- people on the move
Bank fees scrutinized
LANSING — Retailers have entered the busiest period of the year. But how are consumers gearing up to protect their pocketbooks?
Sen. Gretchen Whitmer, D-East Lansing, is working on legislation to protect consumers from excessive and hidden fees tacked on by banks.
“As the holiday shopping season kicks off in full, shoppers deserve to be protected from unfair fees and should know about any hidden costs in their purchases,” said Whitmer.
“My plan would help consumers put more of their hard-earned money towards gifts for their family instead of gifts to bailed-out banks.”
Whitmer’s “Buyer Beware” plan would reduce overdraft fees, prevent banks from charging multiple fees in a 24-hour period, and require banks to disclose and post online how they calculate the overdraft fees.
The Center for Responsible Lending, which has offices in North Carolina, California and Washington, D.C., found that overdraft fees have more than doubled since 2004, costing consumers $23.7 billion in 2008 alone.
That number is expected to rise to $26.6 billion for 2009, the center said. Michigan’s share of overdraft fees is estimated at more than $576 million.

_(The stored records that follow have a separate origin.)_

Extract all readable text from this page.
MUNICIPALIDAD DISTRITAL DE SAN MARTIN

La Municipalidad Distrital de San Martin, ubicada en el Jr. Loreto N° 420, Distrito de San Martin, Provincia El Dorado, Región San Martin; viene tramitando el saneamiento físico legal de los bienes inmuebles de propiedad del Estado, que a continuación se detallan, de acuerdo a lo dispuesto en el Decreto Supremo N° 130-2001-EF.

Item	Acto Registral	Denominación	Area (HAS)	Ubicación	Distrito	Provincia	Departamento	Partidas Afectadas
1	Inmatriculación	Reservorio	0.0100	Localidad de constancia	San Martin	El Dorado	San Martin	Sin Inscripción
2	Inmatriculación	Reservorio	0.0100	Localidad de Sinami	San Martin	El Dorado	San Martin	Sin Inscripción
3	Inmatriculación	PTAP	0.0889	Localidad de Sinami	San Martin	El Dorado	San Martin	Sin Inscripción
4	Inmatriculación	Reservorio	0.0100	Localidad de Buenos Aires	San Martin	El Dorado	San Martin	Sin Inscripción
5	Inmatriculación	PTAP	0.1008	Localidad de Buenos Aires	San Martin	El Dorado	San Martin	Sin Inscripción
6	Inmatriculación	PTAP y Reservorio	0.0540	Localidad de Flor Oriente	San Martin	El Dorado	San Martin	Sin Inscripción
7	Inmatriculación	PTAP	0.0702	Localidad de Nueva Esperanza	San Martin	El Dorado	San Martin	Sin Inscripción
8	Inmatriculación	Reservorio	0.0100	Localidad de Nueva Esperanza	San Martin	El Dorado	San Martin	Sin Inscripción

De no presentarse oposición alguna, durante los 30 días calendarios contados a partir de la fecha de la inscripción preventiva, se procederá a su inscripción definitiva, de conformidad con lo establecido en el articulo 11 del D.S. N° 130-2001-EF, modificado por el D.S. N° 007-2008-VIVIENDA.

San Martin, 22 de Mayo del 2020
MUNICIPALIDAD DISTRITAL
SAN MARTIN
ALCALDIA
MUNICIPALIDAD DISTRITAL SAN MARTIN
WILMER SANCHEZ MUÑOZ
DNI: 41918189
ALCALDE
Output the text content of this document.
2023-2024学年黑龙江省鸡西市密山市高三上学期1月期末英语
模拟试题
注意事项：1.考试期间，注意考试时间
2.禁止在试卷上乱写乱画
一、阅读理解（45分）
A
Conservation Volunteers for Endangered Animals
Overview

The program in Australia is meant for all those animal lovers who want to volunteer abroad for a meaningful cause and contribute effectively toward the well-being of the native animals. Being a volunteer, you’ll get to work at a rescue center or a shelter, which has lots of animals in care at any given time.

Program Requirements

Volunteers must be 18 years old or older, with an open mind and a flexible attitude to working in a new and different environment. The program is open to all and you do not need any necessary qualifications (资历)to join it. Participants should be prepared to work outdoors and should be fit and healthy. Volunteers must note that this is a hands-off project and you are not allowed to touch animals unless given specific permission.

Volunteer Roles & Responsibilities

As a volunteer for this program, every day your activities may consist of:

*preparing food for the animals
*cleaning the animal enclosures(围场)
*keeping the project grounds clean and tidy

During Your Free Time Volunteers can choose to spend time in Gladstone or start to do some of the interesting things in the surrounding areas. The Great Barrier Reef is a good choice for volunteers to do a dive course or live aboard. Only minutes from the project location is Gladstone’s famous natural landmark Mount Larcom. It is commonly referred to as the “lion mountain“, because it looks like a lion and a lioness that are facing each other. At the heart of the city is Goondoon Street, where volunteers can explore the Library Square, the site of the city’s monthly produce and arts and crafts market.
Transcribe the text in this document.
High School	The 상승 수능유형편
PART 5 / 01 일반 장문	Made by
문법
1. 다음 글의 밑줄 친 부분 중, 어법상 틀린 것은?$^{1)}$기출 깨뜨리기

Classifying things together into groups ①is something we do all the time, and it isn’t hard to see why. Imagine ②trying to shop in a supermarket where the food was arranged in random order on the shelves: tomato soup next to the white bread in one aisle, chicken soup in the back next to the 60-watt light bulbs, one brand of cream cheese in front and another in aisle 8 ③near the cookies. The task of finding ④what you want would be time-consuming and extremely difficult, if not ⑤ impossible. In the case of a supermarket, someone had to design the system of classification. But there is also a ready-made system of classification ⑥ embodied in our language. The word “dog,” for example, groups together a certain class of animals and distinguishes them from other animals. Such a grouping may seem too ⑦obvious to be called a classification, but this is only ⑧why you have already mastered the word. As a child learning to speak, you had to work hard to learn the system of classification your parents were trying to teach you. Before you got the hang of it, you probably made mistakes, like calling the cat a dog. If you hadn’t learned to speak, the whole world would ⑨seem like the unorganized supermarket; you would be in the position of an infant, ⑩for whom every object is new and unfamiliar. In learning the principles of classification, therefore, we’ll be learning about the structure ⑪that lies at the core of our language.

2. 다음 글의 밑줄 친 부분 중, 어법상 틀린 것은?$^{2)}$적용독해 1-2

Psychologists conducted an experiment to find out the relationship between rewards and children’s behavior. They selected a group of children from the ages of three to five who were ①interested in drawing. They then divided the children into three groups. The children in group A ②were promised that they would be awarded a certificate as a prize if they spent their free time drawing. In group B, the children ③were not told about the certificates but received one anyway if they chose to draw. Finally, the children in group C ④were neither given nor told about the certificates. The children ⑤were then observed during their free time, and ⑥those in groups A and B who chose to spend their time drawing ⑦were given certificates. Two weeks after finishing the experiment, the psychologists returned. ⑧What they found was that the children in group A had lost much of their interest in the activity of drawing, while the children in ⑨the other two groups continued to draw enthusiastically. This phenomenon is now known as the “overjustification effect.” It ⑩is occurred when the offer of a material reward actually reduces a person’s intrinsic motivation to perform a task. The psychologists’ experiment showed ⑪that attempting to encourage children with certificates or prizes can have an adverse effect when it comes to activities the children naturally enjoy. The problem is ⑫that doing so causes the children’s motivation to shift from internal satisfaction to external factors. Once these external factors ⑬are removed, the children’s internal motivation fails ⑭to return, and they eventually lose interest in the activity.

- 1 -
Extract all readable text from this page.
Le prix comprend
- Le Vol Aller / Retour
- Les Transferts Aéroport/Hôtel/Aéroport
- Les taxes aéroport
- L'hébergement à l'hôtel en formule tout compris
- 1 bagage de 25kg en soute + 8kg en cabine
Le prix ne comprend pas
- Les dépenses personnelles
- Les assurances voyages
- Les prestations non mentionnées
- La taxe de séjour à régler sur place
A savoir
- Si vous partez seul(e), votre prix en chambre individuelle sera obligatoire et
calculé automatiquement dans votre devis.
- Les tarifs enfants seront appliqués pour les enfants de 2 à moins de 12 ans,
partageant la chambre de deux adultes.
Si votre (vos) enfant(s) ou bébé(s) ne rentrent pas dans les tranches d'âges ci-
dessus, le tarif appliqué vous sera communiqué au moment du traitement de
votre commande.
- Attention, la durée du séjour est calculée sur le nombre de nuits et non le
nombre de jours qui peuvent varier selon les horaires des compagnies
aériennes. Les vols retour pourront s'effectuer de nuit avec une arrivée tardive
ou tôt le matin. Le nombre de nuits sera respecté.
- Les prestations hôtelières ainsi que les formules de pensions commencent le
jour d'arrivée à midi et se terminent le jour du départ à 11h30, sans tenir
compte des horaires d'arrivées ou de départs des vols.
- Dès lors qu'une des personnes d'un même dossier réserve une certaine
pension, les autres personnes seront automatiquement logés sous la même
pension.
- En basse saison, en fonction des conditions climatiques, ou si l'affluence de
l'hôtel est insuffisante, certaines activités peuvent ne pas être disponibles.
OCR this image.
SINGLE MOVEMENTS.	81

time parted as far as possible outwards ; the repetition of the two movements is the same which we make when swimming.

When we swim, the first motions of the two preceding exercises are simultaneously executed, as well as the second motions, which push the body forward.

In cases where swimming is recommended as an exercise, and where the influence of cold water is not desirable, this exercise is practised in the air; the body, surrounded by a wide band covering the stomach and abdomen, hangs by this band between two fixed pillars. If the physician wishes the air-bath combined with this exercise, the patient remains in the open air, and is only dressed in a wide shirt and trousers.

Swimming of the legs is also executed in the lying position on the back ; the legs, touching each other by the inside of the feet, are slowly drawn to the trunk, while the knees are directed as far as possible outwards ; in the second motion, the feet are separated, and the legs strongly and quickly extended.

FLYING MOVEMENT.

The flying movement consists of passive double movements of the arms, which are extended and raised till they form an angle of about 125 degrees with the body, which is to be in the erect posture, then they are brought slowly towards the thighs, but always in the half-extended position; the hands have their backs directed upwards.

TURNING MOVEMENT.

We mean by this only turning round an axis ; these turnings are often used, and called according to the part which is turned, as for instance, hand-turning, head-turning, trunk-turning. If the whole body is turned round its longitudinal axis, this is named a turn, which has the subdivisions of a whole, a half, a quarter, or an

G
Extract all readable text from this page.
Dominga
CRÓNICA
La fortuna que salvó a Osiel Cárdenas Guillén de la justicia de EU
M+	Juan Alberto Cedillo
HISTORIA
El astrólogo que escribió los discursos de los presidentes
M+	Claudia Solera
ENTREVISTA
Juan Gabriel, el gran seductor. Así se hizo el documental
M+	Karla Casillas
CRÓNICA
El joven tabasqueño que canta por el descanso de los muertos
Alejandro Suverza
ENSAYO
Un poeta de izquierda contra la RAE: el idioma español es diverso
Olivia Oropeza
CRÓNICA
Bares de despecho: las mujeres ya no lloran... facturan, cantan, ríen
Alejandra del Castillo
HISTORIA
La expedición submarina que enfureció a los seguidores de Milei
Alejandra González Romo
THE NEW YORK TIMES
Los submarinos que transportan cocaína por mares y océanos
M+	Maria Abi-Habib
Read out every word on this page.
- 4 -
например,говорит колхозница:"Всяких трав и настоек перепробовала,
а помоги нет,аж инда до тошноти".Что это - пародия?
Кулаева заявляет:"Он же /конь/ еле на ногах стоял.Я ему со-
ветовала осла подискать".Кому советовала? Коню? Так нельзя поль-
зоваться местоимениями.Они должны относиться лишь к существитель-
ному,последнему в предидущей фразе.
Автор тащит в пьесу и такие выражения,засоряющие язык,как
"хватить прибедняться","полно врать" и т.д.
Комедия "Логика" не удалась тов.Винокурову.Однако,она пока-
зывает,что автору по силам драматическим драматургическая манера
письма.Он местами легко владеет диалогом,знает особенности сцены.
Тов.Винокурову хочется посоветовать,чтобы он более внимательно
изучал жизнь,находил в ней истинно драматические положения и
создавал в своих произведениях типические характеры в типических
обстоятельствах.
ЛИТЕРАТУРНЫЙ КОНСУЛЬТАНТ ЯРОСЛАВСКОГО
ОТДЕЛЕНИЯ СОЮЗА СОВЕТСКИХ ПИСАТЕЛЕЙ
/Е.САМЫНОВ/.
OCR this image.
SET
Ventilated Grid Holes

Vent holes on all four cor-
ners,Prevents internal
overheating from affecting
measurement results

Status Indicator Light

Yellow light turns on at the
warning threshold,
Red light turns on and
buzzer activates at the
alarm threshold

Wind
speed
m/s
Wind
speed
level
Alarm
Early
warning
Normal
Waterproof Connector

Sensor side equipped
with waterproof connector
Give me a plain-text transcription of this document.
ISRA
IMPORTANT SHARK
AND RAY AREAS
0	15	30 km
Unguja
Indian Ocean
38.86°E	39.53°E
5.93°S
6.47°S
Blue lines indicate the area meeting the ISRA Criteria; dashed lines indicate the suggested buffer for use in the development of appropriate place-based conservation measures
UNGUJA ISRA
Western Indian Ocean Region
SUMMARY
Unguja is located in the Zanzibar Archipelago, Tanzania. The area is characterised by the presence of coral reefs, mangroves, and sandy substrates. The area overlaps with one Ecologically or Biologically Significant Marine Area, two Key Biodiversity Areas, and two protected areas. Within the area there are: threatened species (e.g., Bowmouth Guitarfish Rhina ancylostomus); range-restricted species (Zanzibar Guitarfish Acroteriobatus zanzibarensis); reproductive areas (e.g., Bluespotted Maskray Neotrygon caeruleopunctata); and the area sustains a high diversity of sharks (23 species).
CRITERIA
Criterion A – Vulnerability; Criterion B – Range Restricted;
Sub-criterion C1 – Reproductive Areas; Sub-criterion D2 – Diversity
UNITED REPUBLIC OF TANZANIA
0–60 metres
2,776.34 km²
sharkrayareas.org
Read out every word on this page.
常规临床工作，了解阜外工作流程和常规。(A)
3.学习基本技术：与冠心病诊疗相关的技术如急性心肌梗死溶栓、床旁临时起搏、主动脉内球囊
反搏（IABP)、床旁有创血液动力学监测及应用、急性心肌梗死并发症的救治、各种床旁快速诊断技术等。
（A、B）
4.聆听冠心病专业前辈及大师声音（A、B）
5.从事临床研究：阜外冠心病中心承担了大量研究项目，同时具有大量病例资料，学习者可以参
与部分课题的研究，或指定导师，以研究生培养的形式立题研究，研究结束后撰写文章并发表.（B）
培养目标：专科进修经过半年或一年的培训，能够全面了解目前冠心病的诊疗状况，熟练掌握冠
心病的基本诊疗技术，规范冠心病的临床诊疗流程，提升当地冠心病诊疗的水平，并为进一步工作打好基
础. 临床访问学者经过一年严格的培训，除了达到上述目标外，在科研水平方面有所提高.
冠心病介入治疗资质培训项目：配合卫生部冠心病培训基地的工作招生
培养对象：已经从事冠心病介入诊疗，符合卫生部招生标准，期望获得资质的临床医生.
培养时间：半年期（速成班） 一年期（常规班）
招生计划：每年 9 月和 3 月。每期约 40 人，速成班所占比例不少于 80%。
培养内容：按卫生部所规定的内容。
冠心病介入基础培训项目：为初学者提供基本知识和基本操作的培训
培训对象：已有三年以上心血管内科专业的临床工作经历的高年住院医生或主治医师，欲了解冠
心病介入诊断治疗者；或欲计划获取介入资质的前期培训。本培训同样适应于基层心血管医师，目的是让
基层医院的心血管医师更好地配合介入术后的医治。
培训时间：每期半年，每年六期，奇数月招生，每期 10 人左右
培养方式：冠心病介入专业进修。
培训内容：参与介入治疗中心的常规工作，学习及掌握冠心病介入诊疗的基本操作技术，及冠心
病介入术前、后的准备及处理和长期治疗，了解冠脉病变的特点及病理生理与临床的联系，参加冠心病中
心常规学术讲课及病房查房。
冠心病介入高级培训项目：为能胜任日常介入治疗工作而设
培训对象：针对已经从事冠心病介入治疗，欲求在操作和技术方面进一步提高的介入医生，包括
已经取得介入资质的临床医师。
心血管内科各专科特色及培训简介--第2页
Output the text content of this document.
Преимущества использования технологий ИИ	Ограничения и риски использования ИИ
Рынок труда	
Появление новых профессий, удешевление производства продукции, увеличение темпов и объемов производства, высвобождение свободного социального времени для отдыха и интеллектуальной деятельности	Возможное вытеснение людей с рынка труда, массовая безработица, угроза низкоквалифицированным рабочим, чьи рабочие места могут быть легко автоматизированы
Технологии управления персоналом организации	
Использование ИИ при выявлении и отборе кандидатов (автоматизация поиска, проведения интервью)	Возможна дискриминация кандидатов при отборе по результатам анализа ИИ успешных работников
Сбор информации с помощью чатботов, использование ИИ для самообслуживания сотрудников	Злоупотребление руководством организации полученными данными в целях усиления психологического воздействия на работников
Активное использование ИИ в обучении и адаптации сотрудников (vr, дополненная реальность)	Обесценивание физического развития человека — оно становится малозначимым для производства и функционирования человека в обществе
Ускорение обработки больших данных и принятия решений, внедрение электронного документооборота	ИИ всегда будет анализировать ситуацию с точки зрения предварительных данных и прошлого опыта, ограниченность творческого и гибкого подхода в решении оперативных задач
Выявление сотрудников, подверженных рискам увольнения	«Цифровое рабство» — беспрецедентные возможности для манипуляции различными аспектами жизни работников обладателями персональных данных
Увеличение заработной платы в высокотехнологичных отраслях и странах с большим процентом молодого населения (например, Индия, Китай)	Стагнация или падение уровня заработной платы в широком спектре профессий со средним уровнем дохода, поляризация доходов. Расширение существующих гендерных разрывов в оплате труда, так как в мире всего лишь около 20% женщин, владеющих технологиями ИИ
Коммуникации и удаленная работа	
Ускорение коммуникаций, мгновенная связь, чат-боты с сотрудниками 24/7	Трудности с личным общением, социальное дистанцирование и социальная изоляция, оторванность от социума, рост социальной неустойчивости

Gail Madziar, vice president of membership and communications for the Michigan Bankers Association, said potential federal legislation early in 2010 would probably address the issue.
The American Bankers Association recently surveyed 1,000 banking customers and found that 82 percent didn’t pay an overdraft fee. Madziar said only 5 percent of them said they paid 10 or more overdraft fees.
“If you have that many overdraft fees, then there is probably another problem going on there,” she said.
Madziar said she has not seen Whitmer’s legislation, but her initial reaction is that the association won’t support the proposal.
Don Mann, regulatory liaison for the Michigan Association of Community Bankers, said the legislative efforts may be well-intentioned but the complexity of banking, from local banks to worldwide banks, is overwhelming.
Banking laws and regulations are better supervised at the federal level because federal agencies can apply rules to all insured banks and credit unions, he said.
“At the state level, it gets a little tricky because it may not apply to all banks. Why would you subject your local banks to more stringent rules?” said Mann.
As for the holiday shopping period, “We believe this will be a better season for many retailers, despite the challenges out there,” said Michigan Retailers Association President James Hallan.
According to the National Retail Federation, shoppers are expected to spend an average of $508 on food, decorations and gifts this year, down from $534 last year.
Foreclosures, economic uncertainty and unemployment are among the reasons consumers are scaling back.
“While high unemployment levels remain a big obstacle, we have seen gains since April and expect that momentum to continue through the end of the year,” Hallan said. “Our national and state economies are more stable than at this time last year, and our members have greater confidence in their businesses and consumers.”